Over recent decades Sales & Operations Planning (S&OP) has undoubtedly proved its worth. However, many S&OP processes get stuck at a certain maturity level or, even worse, start to regress after a period of time.

There are several reasons why S&OP processes stall, but roughly speaking there are three key elements that must be in balance: processes, tooling and culture.

Maintain a business focus

The big challenge process-wise is to make sure that the Executive S&OP meeting really is a meeting of all the senior executives. Unfortunately, a lot of the S&OP meetings today are not sufficiently relevant for the whole management team. Among other things, this is due to a failure to translate developments into financial terms and the lack of adequate real-time tooling. A simple example: most C-level managers, and certainly the CEO of a publicly traded company, think in terms of quarters. So why are the results shared at an S&OP meeting mostly displayed in monthly buckets? A report that shows the quarterly results is all it takes to avoid the whole management team having to do the arithmetic in their own heads during the meeting.

If the S&OP meeting is not pitched at the right level, the C-level management will eventually disengage, which is detrimental to the overall S&OP process. If the final decisions have to be made outside the S&OP meetings, it will increase the frustration of the S&OP members who are present and ultimately hollow out the process.

Another risk is that there are too few disciplines involved in the S&OP process. In some companies the S&OP process has become purely a Supply Chain exercise. The coordination, the preparation and the execution are all done by Supply Chain people. The only involvement of other departments is their presence at the monthly S&OP meeting, without any other active sponsorship. This makes it really hard to turn S&OP decisions into reality. Because the process must be supported throughout the entire organization, it is also important to think broadly enough about who should be present. Besides Sales and Operations, Finance should certainly be involved. But the presence of Product Management, R&D, Purchasing and even Human Resources can also be required. If there’s an issue about labor capacity, for example, it can be useful that the person who has the final say about hiring and firing attends the meeting.

Invest in appropriate tooling

In the first instance you can make a start on S&OP using Excel sheets, but you will need proper applications to embed the process and make it sustainable.

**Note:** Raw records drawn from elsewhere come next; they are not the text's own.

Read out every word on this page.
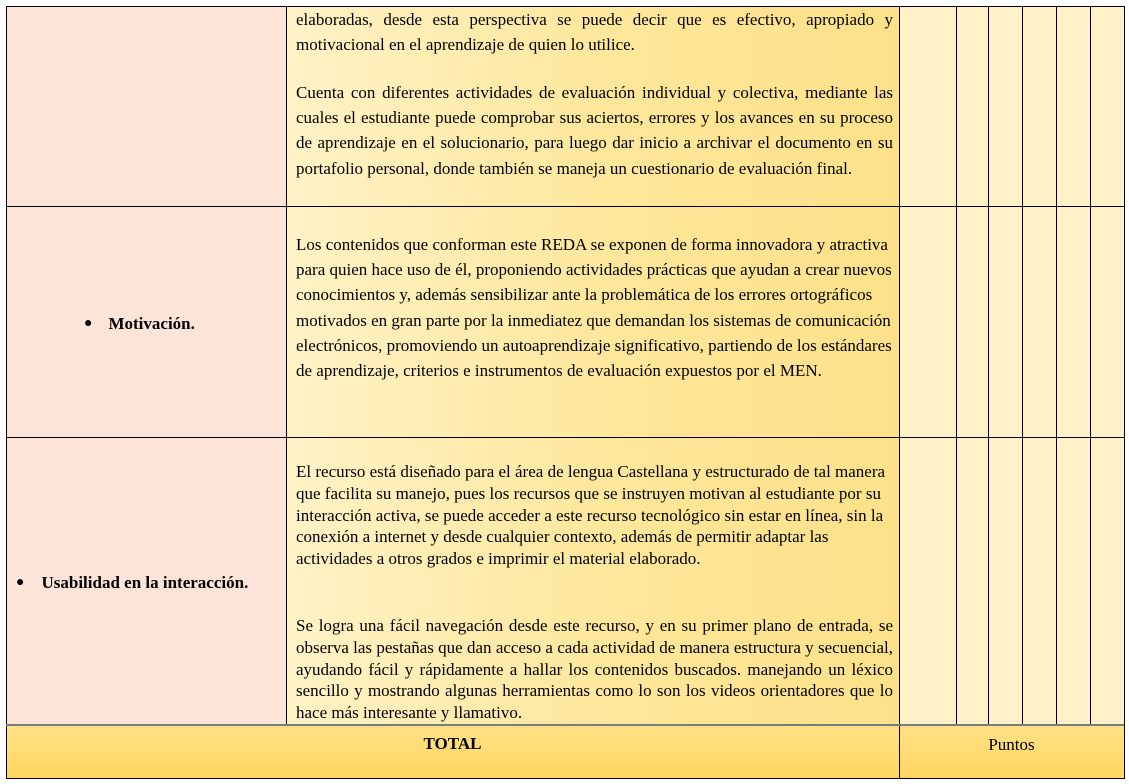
elaboradas, desde esta perspectiva se puede decir que es efectivo, apropiado y motivacional en el aprendizaje de quien lo utilice.

Cuenta con diferentes actividades de evaluación individual y colectiva, mediante las cuales el estudiante puede comprobar sus aciertos, errores y los avances en su proceso de aprendizaje en el solucionario, para luego dar inicio a archivar el documento en su portafolio personal, donde también se maneja un cuestionario de evaluación final.

● Motivación.

Los contenidos que conforman este REDA se exponen de forma innovadora y atractiva para quien hace uso de él, proponiendo actividades prácticas que ayudan a crear nuevos conocimientos y, además sensibilizar ante la problemática de los errores ortográficos motivados en gran parte por la inmediatez que demandan los sistemas de comunicación electrónicos, promoviendo un autoaprendizaje significativo, partiendo de los estándares de aprendizaje, criterios e instrumentos de evaluación expuestos por el MEN.

● Usabilidad en la interacción.

El recurso está diseñado para el área de lengua Castellana y estructurado de tal manera que facilita su manejo, pues los recursos que se instruyen motivan al estudiante por su interacción activa, se puede acceder a este recurso tecnológico sin estar en línea, sin la conexión a internet y desde cualquier contexto, además de permitir adaptar las actividades a otros grados e imprimir el material elaborado.

Se logra una fácil navegación desde este recurso, y en su primer plano de entrada, se observa las pestañas que dan acceso a cada actividad de manera estructura y secuencial, ayudando fácil y rápidamente a hallar los contenidos buscados. manejando un léxico sencillo y mostrando algunas herramientas como lo son los videos orientadores que lo hace más interesante y llamativo.

TOTAL	Puntos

Speaking from experience, we can say that on average process maturity and tooling maturity differ by one level. If the process maturity is at level 4, for example, then the tooling maturity will usually be at level 3. Tooling is in that sense both an enabler and an inhibitor simultaneously.

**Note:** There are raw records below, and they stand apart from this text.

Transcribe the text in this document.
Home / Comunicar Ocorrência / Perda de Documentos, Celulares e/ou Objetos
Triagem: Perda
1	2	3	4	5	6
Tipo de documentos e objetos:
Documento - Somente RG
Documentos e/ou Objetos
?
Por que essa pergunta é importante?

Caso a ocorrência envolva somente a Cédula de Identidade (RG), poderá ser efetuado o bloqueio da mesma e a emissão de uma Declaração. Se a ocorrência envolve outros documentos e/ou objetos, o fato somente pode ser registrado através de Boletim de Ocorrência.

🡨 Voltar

Furthermore, the S&OP process is not a stand-alone process; in other words, data has to be integrated from different sources. An integrated tool will allow you to run S&OP meetings based on a single version of the truth. Other advantages of a tool over Excel is better visibility, the possibility to conduct simulations and the use of real-time data. An effective S&OP tool is one that is continually refreshed with live data.

Create an open culture

Another potential obstacle standing in the way of a successful, long-lasting S&OP process is the organizational culture. Some employees within the company may take advantage of a not fully transparent process, e.g. salespeople who withhold certain information to safeguard their goals. If a Sales Manager assumes his team will generate a turnover of €160 million, for example, he may decide not to raise his initial forecast of €140 million while still in the budgeting phase because that could lead to hard-to-achieve objectives for the coming year.

In the S&OP meeting there should be an open culture, so that different interests can be openly debated. Only then will it be possible to make a final decision that is to the benefit of the entire organization. Changing measurement systems, KPIs and setting incentives that foster collaborative behavior can give the crucial support for creating such a culture.